Marriage simply is what it is: a permanent promise between a man and a woman to engage exclusively with each other in heterosexual sex, which can lead to offspring and therefore form a family. Fathers know who their offspring are, and feel obligated, therefore, to stay connected and provide. Love is nice but not required in the keeping of the contract. Other sexual acts are not necessarily condemned, but are simply not at issue in marriage. Only one type of sexual act is of interest.  

So, if there is to be a debate about change, it ought to be an open discussion. It’s not about whether society is prejudiced against same-sex couples; nature has set up that prejudice. Same-sex couples simply cannot participate in the act that is required for marriage. Indeed, couples who marry and then have a spouse who fails to engage in that act can have the contract nullified. It’s fraudulent to promise to marry and then fail to consummate the marriage in the particular act. It doesn’t matter if the couple “loves” each other, or enjoys sharing a domicile, or thinks it might be a good idea to adopt a child. Failure to keep the marriage contract is grounds for annulment or divorce.  

The existence of same-sex couples who want to be honored for their current relationship certainly isn’t grounds for changing the definitions. 

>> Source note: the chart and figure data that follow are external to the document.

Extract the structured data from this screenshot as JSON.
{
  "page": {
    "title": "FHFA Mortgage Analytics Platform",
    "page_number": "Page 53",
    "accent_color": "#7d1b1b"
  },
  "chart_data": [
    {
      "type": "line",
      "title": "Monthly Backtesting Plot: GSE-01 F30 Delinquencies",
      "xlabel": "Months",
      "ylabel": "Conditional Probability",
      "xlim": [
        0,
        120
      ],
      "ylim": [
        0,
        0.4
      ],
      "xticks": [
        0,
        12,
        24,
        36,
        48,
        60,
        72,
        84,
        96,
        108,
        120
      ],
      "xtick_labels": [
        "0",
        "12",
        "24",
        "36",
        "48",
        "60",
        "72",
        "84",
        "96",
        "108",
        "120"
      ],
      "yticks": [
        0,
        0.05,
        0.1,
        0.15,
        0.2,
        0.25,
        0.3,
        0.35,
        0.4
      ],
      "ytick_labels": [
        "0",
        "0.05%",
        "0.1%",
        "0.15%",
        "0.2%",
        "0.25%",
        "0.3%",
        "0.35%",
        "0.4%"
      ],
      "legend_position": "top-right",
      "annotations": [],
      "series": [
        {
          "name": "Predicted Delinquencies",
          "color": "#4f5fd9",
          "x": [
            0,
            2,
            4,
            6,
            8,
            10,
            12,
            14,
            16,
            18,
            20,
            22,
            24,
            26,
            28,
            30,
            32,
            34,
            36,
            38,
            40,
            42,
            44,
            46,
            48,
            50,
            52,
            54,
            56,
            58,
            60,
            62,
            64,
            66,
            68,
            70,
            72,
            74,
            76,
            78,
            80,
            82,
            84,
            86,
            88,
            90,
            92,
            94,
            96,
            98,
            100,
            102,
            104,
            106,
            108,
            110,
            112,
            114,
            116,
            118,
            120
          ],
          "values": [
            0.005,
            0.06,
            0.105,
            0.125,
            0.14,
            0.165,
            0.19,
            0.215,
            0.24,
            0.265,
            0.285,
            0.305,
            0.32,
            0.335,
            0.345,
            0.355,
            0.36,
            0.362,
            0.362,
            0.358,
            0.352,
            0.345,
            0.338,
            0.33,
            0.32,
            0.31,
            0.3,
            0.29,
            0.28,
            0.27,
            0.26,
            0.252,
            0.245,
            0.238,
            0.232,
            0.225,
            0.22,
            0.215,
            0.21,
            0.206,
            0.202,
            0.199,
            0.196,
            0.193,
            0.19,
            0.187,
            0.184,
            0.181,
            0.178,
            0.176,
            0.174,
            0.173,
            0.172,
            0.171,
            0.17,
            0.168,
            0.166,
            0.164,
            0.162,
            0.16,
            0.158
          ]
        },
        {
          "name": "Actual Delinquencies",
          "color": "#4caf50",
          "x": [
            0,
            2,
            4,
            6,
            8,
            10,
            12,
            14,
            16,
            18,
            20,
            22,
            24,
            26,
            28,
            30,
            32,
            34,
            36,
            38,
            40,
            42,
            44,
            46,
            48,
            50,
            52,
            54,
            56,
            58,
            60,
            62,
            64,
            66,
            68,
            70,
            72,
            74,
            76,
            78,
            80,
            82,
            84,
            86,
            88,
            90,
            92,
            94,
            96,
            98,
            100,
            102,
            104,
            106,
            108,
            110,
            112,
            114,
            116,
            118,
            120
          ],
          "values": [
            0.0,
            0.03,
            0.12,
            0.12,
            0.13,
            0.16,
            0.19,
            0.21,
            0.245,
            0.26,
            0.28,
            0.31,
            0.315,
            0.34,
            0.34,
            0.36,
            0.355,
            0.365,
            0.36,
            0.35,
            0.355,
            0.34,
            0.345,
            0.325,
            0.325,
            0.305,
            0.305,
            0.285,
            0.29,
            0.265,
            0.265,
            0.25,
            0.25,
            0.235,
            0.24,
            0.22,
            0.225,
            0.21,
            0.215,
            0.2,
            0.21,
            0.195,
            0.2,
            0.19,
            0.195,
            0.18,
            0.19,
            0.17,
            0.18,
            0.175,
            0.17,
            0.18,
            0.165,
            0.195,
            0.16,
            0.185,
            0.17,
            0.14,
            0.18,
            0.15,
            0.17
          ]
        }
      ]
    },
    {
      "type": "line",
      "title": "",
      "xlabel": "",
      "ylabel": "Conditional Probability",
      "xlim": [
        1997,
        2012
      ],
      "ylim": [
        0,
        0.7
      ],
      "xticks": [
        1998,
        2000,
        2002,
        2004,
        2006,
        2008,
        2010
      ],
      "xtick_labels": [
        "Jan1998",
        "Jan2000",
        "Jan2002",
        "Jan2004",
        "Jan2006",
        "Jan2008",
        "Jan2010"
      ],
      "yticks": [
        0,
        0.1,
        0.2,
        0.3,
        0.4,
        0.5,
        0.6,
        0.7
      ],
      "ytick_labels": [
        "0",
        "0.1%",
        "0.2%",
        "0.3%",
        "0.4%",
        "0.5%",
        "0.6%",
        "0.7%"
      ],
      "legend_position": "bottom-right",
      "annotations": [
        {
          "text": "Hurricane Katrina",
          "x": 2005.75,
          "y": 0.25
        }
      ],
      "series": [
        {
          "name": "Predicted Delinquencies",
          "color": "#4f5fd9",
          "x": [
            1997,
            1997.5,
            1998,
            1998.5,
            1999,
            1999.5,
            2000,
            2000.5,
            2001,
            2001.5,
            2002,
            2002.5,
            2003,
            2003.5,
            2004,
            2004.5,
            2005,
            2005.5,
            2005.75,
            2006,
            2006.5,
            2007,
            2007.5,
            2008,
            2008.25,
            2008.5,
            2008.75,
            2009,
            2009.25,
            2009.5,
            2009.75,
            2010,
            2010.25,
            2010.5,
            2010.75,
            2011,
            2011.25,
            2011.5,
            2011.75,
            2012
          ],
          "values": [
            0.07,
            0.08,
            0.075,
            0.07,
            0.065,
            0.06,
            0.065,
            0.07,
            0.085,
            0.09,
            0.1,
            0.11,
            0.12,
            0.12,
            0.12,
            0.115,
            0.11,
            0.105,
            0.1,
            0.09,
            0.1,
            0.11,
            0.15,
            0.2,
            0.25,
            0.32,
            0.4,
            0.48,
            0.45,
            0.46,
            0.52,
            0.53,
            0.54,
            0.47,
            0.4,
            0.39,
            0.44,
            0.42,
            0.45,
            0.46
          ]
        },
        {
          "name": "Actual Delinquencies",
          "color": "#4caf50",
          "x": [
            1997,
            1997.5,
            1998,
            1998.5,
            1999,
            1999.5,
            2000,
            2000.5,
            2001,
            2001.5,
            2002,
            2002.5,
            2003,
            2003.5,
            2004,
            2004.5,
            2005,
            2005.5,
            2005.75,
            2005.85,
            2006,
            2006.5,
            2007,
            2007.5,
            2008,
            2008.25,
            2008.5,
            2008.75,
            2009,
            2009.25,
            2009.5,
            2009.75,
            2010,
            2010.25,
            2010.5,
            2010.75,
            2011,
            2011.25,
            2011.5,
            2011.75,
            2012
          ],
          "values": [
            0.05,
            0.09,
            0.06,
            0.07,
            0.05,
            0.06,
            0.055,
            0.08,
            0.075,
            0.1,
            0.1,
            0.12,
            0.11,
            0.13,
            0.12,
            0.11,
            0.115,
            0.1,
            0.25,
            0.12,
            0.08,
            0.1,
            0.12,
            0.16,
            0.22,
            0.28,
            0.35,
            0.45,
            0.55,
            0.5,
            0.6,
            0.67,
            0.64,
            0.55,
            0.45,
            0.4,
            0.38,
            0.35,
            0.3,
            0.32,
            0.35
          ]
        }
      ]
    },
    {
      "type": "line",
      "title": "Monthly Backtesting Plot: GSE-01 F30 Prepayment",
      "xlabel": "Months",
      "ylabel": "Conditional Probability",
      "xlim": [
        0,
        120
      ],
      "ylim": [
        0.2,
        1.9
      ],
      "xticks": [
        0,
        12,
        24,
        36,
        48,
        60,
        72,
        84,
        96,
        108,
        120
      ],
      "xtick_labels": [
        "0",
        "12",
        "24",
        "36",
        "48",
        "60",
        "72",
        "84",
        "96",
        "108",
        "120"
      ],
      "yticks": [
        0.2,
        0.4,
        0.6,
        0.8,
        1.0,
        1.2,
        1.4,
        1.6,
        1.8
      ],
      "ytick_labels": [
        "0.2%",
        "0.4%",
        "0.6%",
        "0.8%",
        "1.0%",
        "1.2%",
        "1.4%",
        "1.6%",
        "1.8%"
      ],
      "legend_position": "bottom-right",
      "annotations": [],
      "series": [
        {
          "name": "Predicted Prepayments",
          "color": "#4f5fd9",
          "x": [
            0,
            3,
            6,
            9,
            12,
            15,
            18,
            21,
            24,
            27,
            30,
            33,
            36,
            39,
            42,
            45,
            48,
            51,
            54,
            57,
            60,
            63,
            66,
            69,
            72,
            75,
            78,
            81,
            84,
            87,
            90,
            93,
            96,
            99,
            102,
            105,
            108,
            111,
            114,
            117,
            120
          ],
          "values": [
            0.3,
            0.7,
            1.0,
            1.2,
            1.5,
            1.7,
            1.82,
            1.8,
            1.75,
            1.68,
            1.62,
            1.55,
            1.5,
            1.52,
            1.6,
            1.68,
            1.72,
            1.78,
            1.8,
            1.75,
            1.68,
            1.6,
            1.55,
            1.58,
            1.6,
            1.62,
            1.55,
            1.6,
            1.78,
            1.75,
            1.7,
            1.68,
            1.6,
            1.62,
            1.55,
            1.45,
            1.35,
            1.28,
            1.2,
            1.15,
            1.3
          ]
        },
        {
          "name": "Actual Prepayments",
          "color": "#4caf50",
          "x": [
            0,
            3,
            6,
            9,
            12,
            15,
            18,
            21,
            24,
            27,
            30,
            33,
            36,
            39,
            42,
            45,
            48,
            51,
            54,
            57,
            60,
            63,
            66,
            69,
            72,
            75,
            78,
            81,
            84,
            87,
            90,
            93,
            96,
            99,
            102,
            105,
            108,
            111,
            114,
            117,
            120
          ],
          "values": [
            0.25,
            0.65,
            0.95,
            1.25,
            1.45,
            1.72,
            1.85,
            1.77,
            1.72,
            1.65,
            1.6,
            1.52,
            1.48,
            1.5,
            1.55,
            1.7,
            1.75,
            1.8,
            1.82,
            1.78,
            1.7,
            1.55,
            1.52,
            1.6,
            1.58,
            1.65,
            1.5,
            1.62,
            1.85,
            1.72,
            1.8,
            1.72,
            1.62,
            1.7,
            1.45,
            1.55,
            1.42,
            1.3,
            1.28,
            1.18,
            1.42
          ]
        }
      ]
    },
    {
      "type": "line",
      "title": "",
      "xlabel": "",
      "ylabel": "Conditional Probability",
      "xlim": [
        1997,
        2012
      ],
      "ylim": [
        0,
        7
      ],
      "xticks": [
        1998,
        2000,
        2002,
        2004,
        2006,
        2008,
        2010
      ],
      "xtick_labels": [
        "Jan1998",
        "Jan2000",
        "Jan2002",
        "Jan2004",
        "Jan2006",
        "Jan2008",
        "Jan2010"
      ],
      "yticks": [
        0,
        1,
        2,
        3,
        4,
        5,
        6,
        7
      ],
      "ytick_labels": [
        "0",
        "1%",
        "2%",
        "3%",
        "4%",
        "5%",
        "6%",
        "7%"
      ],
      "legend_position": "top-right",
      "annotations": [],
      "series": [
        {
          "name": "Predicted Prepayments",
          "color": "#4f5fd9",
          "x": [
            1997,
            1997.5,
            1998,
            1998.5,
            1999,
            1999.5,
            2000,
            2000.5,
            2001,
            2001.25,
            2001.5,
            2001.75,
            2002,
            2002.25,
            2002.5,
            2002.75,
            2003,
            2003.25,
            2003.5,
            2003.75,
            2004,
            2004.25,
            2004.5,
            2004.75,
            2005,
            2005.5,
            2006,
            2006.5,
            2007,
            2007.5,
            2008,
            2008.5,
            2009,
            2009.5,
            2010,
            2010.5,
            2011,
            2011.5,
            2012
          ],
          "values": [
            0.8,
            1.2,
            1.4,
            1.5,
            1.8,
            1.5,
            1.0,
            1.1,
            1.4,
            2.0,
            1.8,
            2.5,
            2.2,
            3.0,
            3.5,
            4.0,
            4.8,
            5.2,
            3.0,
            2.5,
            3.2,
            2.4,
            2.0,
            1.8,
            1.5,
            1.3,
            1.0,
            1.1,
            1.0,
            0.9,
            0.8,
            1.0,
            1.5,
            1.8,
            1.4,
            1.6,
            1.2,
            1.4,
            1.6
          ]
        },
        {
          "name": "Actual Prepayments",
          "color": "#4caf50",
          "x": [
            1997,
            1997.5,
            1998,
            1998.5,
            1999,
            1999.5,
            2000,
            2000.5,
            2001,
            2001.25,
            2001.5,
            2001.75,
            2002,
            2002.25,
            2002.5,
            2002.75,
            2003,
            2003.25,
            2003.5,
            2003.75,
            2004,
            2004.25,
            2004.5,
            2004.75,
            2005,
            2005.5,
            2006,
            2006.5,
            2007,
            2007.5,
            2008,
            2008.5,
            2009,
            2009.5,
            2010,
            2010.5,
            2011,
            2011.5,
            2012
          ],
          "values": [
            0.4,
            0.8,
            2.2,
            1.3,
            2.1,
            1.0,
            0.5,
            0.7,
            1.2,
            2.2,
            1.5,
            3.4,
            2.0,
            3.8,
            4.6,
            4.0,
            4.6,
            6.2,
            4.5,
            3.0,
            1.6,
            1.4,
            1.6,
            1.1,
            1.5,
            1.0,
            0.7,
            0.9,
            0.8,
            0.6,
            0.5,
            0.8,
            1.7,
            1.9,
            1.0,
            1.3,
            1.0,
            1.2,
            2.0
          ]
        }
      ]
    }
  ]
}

Parties involved in claiming discrimination ought to be required to prove one of these things: 

·        Prove that they can and will engage in the act required in marriage, to make the contract legal.
·        Or prove that their relationship is equivalently good for civilization as marriage has been. 

They cannot do the first. They have not done the second. They cannot produce children. In every case same-sex-parented “families” have children not produced by the couple. Not because one or the other is infertile, but because same-sex coupling cannot be fruitful. This is obvious to anyone who has even a very basic understanding of biological reproduction. 

Same-sex couples try to claim their parenting is equivalently good. Individual cases may be adequate, but they have not proven equivalence as likely. Most studies compare same-sex parenting to single parented families—which are statistically inferior to married parent families in every measure. Some recent studies are showing that, additionally, same-sex parents lead to a higher likelihood of gender confusion in children. 

Additionally, unlike the vast majority of traditional marriages, same-sex marriages fail, in extremely high percentages, to be exclusive or permanent. 

There is no advantage to society leading to honor for same-sex couples. The debate must be turned from whether it’s nice or not to “ban” same-sex “marriage” [something can’t be banned if it never existed], and turned instead to whether throwing out the long-standing definition is better for society because same-sex couples make some significant civilizing contribution. 

While last week’s ruling was hopeful, it’s only a limited victory. It merely refrained from usurping authority in the redefinition, but it practically admits defeat in society’s eventual change. It’s possible that the wording is designed to give the swing vote, Kennedy, persuasion to refrain from imposing the definition change. But, personally, I prefer truth, clarity, and allegiance to ultimate good, rather than trusting to strategy.